As many North Shore communities face outdoor water bans, the town’s membership in the Massachusetts Water Resource Authority for its water supply has spared the town from the worst effects of the regional drought, Marblehead Water, Sewer and Public Works Superintendent Amy McHugh told the Marblehead News.

A map of the Massachusetts Water Reasource Authority’s communities and their color-coded tier of water service. [COURTESY PHOTO / MWRA’s WEBSITE]

That’s because the Quabbin Reservoir, the 412-billion-gallon water reserve in central Massachusetts that supplies water to 46 MWRA member communities, stands at 93 percent capacity this summer, according to McHugh.

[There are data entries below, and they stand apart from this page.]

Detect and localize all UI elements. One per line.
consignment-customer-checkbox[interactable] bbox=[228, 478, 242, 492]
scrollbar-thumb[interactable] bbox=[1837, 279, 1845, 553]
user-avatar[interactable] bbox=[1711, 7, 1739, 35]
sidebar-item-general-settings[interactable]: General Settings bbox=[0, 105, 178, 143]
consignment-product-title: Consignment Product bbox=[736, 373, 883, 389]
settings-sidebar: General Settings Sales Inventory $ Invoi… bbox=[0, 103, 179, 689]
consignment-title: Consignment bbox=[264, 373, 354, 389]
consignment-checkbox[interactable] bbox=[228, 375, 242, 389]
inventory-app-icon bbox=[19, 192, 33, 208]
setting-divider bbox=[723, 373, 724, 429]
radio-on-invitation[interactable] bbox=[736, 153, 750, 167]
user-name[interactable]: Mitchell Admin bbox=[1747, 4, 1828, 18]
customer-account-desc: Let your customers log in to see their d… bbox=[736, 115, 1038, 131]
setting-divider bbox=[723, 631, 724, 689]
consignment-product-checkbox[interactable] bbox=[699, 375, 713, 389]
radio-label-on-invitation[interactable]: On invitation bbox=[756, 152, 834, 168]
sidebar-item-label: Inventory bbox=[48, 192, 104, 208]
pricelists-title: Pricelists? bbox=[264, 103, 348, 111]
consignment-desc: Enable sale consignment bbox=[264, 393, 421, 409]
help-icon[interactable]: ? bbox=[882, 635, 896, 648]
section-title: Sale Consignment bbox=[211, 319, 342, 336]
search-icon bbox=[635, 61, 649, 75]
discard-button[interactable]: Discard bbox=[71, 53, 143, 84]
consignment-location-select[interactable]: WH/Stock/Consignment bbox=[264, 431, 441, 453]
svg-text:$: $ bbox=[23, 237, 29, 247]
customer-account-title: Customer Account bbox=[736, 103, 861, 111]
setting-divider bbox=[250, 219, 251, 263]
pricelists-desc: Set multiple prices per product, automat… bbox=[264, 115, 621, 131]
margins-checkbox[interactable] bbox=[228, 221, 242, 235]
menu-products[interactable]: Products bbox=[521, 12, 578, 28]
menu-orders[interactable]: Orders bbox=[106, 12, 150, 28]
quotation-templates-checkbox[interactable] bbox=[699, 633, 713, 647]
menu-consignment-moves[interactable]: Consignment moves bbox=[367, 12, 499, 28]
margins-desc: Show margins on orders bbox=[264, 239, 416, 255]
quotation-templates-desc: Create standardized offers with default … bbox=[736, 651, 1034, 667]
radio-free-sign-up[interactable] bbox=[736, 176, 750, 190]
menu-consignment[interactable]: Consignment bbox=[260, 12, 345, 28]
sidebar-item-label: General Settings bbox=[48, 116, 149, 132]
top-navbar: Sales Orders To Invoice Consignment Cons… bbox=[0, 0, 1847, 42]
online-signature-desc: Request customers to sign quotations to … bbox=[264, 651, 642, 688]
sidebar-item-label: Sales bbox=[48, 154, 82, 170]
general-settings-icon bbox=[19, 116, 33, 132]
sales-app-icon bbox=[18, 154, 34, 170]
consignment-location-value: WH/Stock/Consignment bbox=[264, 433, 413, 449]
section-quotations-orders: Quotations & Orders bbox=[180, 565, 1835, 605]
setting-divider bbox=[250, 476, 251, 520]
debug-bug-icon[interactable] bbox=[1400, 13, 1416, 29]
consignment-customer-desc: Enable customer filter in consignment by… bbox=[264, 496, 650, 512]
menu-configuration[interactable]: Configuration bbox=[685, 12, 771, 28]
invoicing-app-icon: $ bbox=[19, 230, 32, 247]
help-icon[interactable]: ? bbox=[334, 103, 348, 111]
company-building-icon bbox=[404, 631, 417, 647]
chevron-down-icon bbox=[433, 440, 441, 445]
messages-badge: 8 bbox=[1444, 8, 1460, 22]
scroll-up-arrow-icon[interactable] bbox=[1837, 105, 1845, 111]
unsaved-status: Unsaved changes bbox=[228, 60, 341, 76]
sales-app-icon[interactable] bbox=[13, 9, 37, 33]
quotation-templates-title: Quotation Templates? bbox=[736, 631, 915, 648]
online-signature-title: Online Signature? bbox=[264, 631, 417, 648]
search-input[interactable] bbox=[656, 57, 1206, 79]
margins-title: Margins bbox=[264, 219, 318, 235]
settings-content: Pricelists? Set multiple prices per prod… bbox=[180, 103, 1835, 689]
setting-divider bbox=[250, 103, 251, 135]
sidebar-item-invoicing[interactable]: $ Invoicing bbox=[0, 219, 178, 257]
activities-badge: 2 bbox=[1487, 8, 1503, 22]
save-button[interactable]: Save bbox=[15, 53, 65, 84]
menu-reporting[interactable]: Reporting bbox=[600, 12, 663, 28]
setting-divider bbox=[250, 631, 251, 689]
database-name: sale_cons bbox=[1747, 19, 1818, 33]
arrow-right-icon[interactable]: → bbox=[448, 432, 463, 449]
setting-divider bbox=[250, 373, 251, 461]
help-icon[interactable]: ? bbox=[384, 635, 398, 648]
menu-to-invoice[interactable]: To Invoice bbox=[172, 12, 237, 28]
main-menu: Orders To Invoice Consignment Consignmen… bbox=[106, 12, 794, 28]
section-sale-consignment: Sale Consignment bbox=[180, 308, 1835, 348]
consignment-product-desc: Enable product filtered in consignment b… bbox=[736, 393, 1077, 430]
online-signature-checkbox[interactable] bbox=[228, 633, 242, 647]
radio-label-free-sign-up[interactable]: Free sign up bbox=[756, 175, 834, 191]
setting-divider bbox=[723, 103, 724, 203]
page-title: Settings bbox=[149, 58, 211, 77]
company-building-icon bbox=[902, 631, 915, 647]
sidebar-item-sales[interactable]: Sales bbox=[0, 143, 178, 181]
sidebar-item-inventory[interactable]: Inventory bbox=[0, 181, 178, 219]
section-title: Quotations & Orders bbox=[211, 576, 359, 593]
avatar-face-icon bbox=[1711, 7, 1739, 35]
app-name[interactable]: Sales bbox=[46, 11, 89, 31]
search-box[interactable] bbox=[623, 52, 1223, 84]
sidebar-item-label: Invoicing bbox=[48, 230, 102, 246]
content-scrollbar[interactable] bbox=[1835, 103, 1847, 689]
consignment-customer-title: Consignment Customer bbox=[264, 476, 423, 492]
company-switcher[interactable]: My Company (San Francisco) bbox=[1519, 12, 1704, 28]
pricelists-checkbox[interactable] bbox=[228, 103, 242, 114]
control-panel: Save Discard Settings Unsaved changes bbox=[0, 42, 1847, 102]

Despite the extremely dry conditions of the last few months, the Quabbin is near full in large part because it was very full at the start of the season, MWRA spokesman Sean Navin said in an e-mailed statement. “The primary reason why the Quabbin is at such a high level compared to the rest of the region is due to its size. The Quabbin holds more than five years of supply at average demand levels.”

Earlier in August, much of the North Shore was determined to be in a Level 3 “extreme drought,” due to the lack of rain and high temperatures, which forced communities such as Gloucester and Manchester-by-the-Sea to implement outdoor watering bans.

This week, Danvers implemented its own. The Danvers ban bars any outdoor watering – using sprinklers or washing a car with a hose – as the town experienced water shortages due to the Ipswich River’s low levels. Those caught defying the ban in Danvers would receive a warning letter for the first infraction, but face a $300 fine for violations thereafter.

“Marblehead hasn’t had to implement any water restrictions so far,” McHugh said, pointing to the MWRA strong water supply. McHugh added that residents actually use 30 percent less water today than they did some 40 years ago, when the town joined the MWRA, in large part due to the installation in many homes of low-flow toilets, lower flow shower heads and other water-use-reduction measures.

“We’re fortunate we’re part of the MWRA, especially this summer,” McHugh said.

Despite the lack of water restrictions, McHugh urged Marblehead residents to conserve water and avoid watering their lawns or running the water unnecessarily. The MWRA has also recommended its customers conserve water whenever possible.

A scene from Aug. 1, 2022, at Marblehead Transfer Station shows firefighters continuing to douse the smoking, charred grass. Marblehead Fire Chief Jason Gilliland said the drought likely had little impact on the fire, but the parched grass may have been drier than usual and could have contributed to the fire’s spread.

The dry conditions across the North Shore have also led to brush fires in neighboring communities.  Last week, a brush fire burned through 86 acres of the Lynn Woods, and the state Department of Conservation and Recreation banned any open flame fires and the use of charcoal grills in its parks for fear of sparks potentially starting a blaze. The Breakheart Reservation in Saugus was closed last week after a brush fire tore through several acres of woods there.

But the town has largely avoided those issues as well, Marblehead Fire Chief Jason Gilliland told Marblehead News. Because Marblehead has so little open space, he said, there is little opportunity for a large brush fire.

While the recent fires at the transfer station are under investigation for possibly having been set, Gilliland indicated the drought likely had little impact on the fire. The grass at the transfer station may have been drier than usual, which could have contributed to the fire’s spread, but Gilliland said that it is fairly clear fires were set in three different locations.